In this six-week class, we will engage in poetry-writing exercises inspired by the diverse persona narrators used by poets like Charles Simic, the Beowulf poet, Louise Glück, Ishmael Reed, Jean de La Fontaine, and Joy Harjo, to name a few. Together, we will use these voices to create accessible, yet artistically challenging and satisfying work.

Class Structure & Details

Format: Weekly, unrecorded live classes via Google Meet

What to Expect: During the weekly, two-hour class, we will discuss the mechanics of poetry-writing, share our work, offer supportive feedback, and introduce the upcoming week’s exercise.
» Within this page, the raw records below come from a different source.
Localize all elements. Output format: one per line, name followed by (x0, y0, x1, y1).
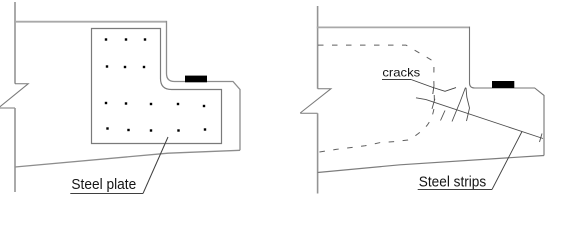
left bearing pad (185, 76, 207, 83)
right concrete step and right edge (470, 27, 545, 156)
right beam top edge (317, 26, 470, 28)
strip end tick left (432, 99, 435, 109)
crack line short parallel (441, 111, 446, 121)
strip end tick right (540, 134, 543, 143)
anchor dots row 3 (105, 102, 205, 107)
left beam top edge (14, 21, 167, 23)
left concrete step and right edge (167, 21, 241, 150)
anchor dots row 2 (106, 65, 145, 68)
svg-text:cracks: cracks (382, 66, 420, 79)
right column break symbol (Z) (300, 89, 331, 114)
svg-text:Steel strips: Steel strips (419, 175, 486, 191)
tick on cracks leader (433, 87, 434, 95)
right bearing pad (492, 81, 514, 88)
right column face line (lower part) (317, 113, 319, 193)
anchor dots row 4 (106, 127, 206, 131)
right beam bottom slanted edge (318, 156, 544, 173)
left beam bottom slanted edge (15, 150, 240, 167)
label cracks underline (382, 79, 411, 81)
right column face line (upper part) (317, 6, 319, 89)
left column break symbol (Z) (0, 84, 28, 109)
anchor dots row 1 (105, 38, 146, 40)
label Steel strips leader (492, 132, 522, 190)
left column face line (lower part) (14, 108, 16, 192)
crack line wavy (466, 88, 470, 121)
steel plate outline (92, 29, 222, 144)
label Steel plate leader (143, 137, 168, 194)
svg-text:Steel plate: Steel plate (71, 177, 136, 193)
dashed crack outline (318, 45, 435, 152)
label cracks leader (411, 80, 456, 92)
crack line steep (452, 88, 466, 122)
steel strip diagonal (416, 98, 543, 139)
left column face line (upper part) (14, 2, 16, 84)
label Steel plate underline (70, 193, 143, 195)
label Steel strips underline (418, 189, 492, 191)
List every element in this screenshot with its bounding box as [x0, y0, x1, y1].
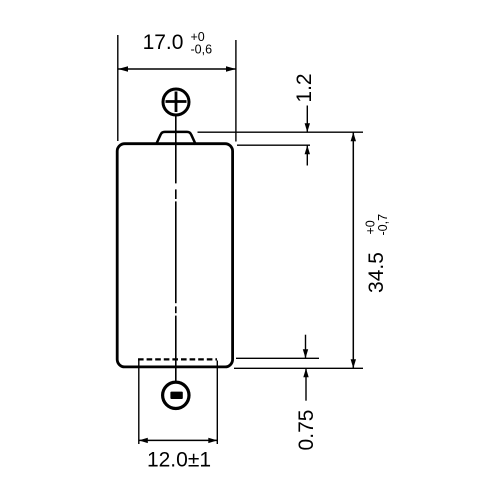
svg-text:-0,7: -0,7: [376, 214, 390, 236]
plus polarity symbol: [163, 89, 189, 115]
svg-text:17.0: 17.0: [143, 31, 184, 54]
dim 0.75: seam-level extension line: [236, 357, 319, 359]
minus polarity symbol: [163, 382, 189, 408]
dim 34.5: bottom arrowhead: [351, 359, 356, 368]
dim 12.0: right extension line: [216, 361, 218, 445]
dim 1.2: lower leader with up arrow: [306, 145, 308, 165]
positive terminal bump: [156, 132, 196, 145]
dim 34.5: value text with tolerance: [364, 214, 390, 293]
dim 1.2: bump-top extension line: [198, 131, 364, 133]
dim 1.2: body-top extension line: [237, 144, 310, 146]
dim 17.0: left extension line: [117, 35, 119, 141]
svg-text:0.75: 0.75: [295, 410, 318, 451]
dim 17.0: dimension line: [118, 68, 236, 70]
battery body outline: [117, 144, 232, 367]
dim 0.75: bottom-level extension line: [234, 367, 363, 369]
dim 12.0: right arrowhead: [208, 438, 217, 443]
center line: [175, 116, 177, 382]
svg-text:34.5: 34.5: [365, 252, 388, 293]
svg-text:12.0±1: 12.0±1: [147, 448, 211, 471]
svg-text:-0,6: -0,6: [191, 43, 213, 57]
dim 1.2: upper leader with down arrow: [306, 106, 308, 133]
dim 12.0: left extension line: [138, 361, 140, 445]
dim 17.0: right arrowhead: [226, 66, 236, 72]
svg-text:1.2: 1.2: [293, 73, 316, 102]
dim 17.0: right extension line: [235, 40, 237, 142]
dim 12.0: left arrowhead: [139, 438, 148, 443]
dim 34.5: dimension line: [352, 132, 354, 368]
dashed seam line: [138, 358, 217, 360]
dim 0.75: upper leader with down arrow: [305, 335, 307, 359]
dim 17.0: left arrowhead: [118, 66, 128, 72]
dim 34.5: top arrowhead: [351, 132, 356, 141]
dim 12.0: dimension line: [139, 439, 218, 441]
dim 0.75: lower leader with up arrow: [305, 368, 307, 400]
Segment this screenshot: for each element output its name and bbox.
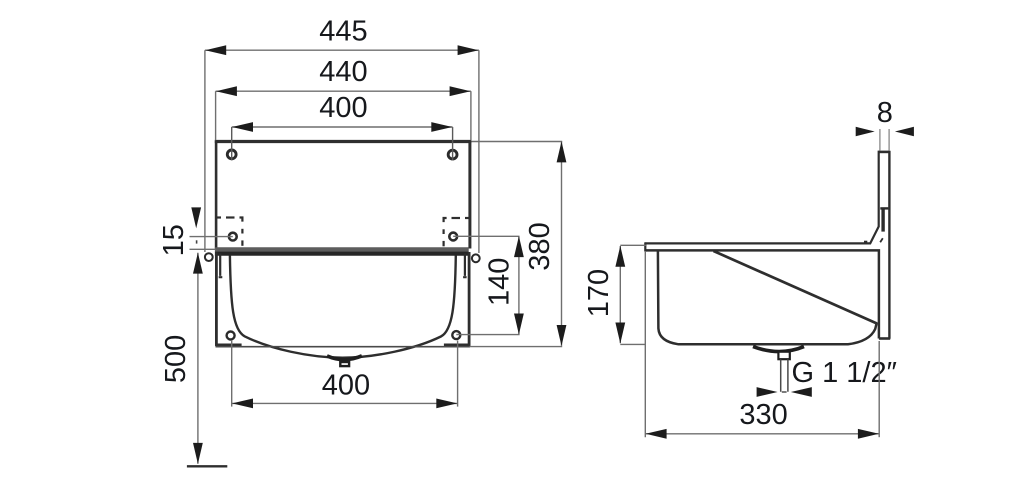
screw hole top-right — [448, 127, 457, 161]
dimension 15 — [158, 207, 233, 256]
dimension 445 — [205, 16, 479, 254]
dimension 500 — [160, 253, 203, 464]
svg-text:140: 140 — [483, 258, 515, 306]
rim front — [215, 249, 469, 253]
svg-text:380: 380 — [524, 222, 556, 270]
drain pipe — [781, 359, 788, 391]
basin outline — [230, 256, 456, 358]
svg-text:400: 400 — [319, 92, 367, 124]
wall plate — [645, 151, 890, 339]
dimension 400 top — [232, 92, 453, 132]
drain front — [327, 356, 362, 360]
dashed box left — [217, 218, 243, 246]
screw hole bottom-right — [452, 331, 460, 339]
svg-text:500: 500 — [160, 335, 192, 383]
dimension 380 — [470, 141, 567, 346]
backplate panel — [215, 141, 472, 249]
basin diagonal — [714, 251, 877, 324]
tab slot right — [463, 254, 467, 278]
mounting hook — [880, 208, 888, 231]
rim left cap — [644, 242, 646, 251]
pipe arrows — [757, 387, 812, 397]
svg-text:330: 330 — [739, 399, 787, 431]
basin outline side — [658, 252, 877, 345]
drain outlet front — [340, 362, 349, 366]
dimension 140 — [453, 236, 524, 335]
screw hole top-left — [227, 127, 236, 160]
dimension 330 — [645, 252, 879, 439]
svg-text:400: 400 — [322, 370, 370, 402]
side tab hole right — [472, 254, 480, 262]
dimension 170 — [583, 245, 646, 344]
svg-text:8: 8 — [877, 97, 893, 129]
svg-text:440: 440 — [319, 56, 367, 88]
side tab hole left — [205, 253, 213, 261]
rim side (bottom line + basin back) — [645, 250, 879, 338]
drain outlet side — [778, 352, 789, 360]
shell right wall — [444, 252, 470, 346]
shell bottom line — [216, 346, 471, 348]
svg-text:445: 445 — [319, 16, 367, 48]
svg-text:170: 170 — [583, 269, 615, 317]
svg-text:G 1 1/2″: G 1 1/2″ — [792, 357, 897, 389]
shell left wall — [215, 252, 241, 346]
dashed box right — [444, 218, 469, 246]
dimension 400 bottom — [232, 341, 458, 409]
floor line — [187, 465, 227, 467]
screw hole mid-left — [229, 233, 237, 241]
screw hole mid-right — [449, 233, 457, 241]
screw hole bottom-left — [227, 332, 235, 340]
tab slot left — [219, 254, 223, 278]
drain dish side — [753, 347, 804, 352]
dimension 8 — [856, 97, 914, 150]
bend dashes — [880, 238, 883, 242]
dimension 440 — [216, 56, 471, 140]
svg-text:15: 15 — [158, 224, 190, 256]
Who Can Join: All are welcome! This class is open to new, current, and returning Writers Studio students.

What You Need: A computer or tablet with an internet connection. A link to our online classroom is emailed to you after you register, and tech support is available throughout the class.

📌 Note: Our Google Meet sessions are highly interactive and designed to be a safe space for sharing fresh work, so they are not recorded.

Placement Note: Students who have taken three or more terms of a six-week class are eligible for Level 2 or an Intermediate class.

Instructor(s)

Writers Studio Teacher

Lisa Bellamy

Lisa Bellamy is the author of Wonder Body (Fernwood Press imprint / Barclay Press, forthcoming 2027) and The Northway, full-length poetry collections (Terrapin Books). Bee Frequency, a chapbook, is forthcoming in 2026 (Black Sunflowers Poetry Press). Her chapbook Nectar won The Aurorean’s poetry chapbook contest. Her writing has appeared in TriQuarterly, The Sun, Massachusetts Review, New Ohio Review, The Southern Review, Sho, Allium, Verse Daily, Hotel Amerika, Salamander, Asimov’s Science Fiction, Chautauqua, Kestrel, Gyroscope Review, The Southampton Review, Calyx, Cimarron Review, Tiferet, Anglican Theological Review, PANK, Christian Century, Unbroken, The Branches Journal, Thimble, Jackdaw Review, and Literary Field Guide to Northern Appalachia, among other publications. She has received two Pushcart Prizes, a Fugue Poetry Prize, honorable mention in The Year’s Best Fantasy and Horror, and has been featured in podcasts, including The Writer’s Almanac. The U.N. Network on Migration featured her poem “Yoho” in its 2022 multi-media exhibition. She is a graduate of Princeton University.